Governments continue to look at ways to improve coverage for forage and livestock production. Beyond AgriInsurance, federal and provincial governments are also examining the feasibility of livestock price insurance coverage.
For more information, visit the AgriInsurance web site: agriculture.canada.ca/agriinsurance.
AgriRecovery
AgriRecovery is a framework that allows federal, provincial and territorial governments to work together on a case-by-case basis to assess natural disasters (e.g., extreme weather, disease, pests, etc.) affecting Canadian farmers and respond with targeted, disaster-specific programming when assistance is needed beyond existing programs (AgriStability, AgriInvest, AgriInsurance, CFIA, etc.). The funding of initiatives implemented under AgriRecovery is cost-shared on a 60/40 basis with the affected province(s).
The aim of AgriRecovery is to provide affected producers with assistance to help them with the cost of taking actions to mitigate the impacts of the disaster and/or resume business operations following a disaster event.
For more information, visit the AgriRecovery web site: agriculture.canada.ca/agrirecovery.
Advance Payments Program
The Advance Payments Program (APP) provides producers with a cash advance on the value of their agricultural products during a specified period. The APP is a financial loan guarantee program that gives producers easier access to credit through cash advances. The federal government guarantees repayment of cash advances issued to farmers by producer organizations.

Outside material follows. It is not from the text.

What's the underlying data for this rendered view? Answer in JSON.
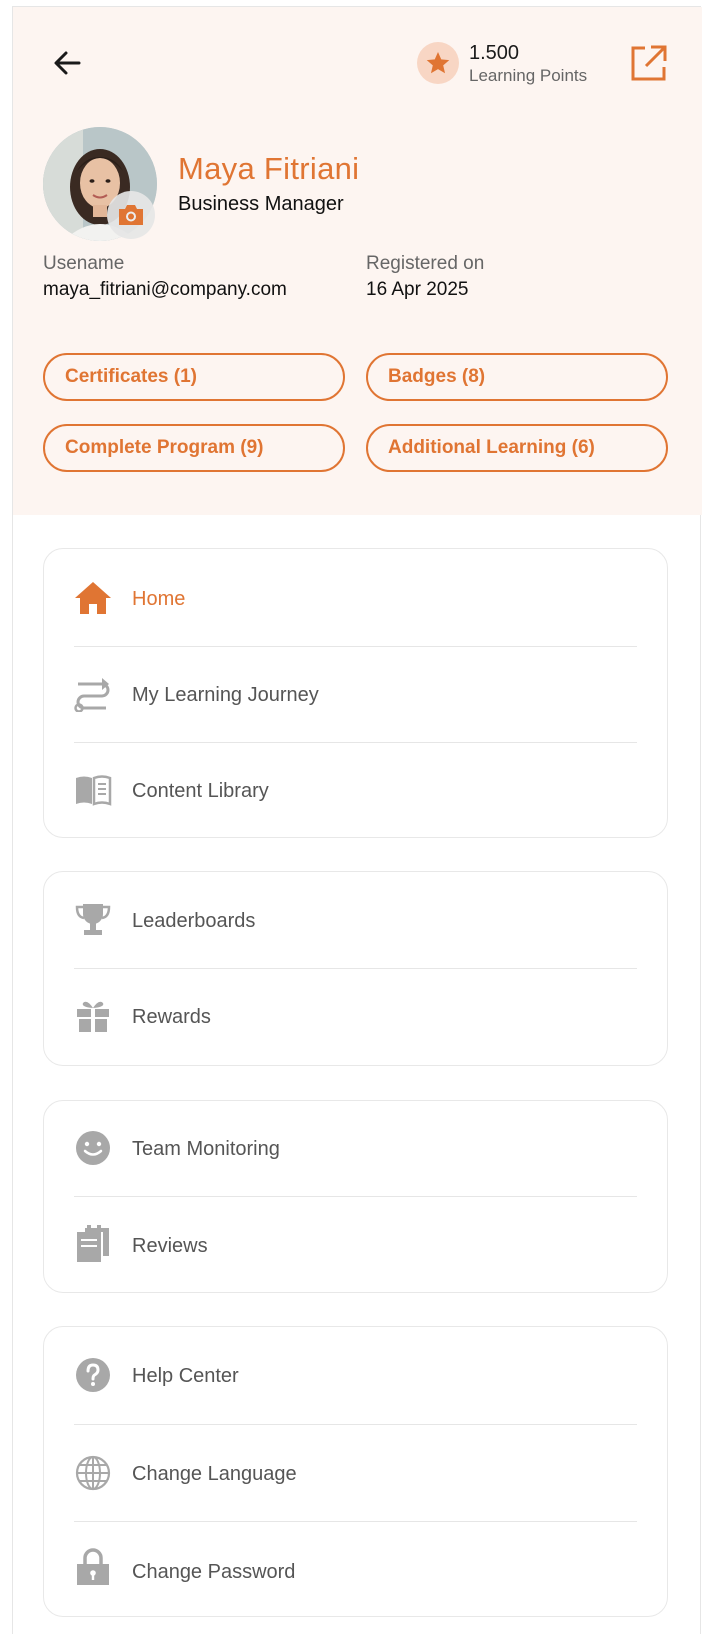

This means improved cash flow throughout the year and better opportunities for marketing their agricultural products.
For more information, visit the Advance Payments Program web site: agriculture.canada.ca/app.
Facilitation
In an effort to facilitate the development of a range of agricultural risk management tools, the Government of Canada will support industry-led research and development projects for new insurance-based tools and other products. In addition, support will be available for shared Federal-Provincial-Territorial initiatives to implement and administer new risk management tools.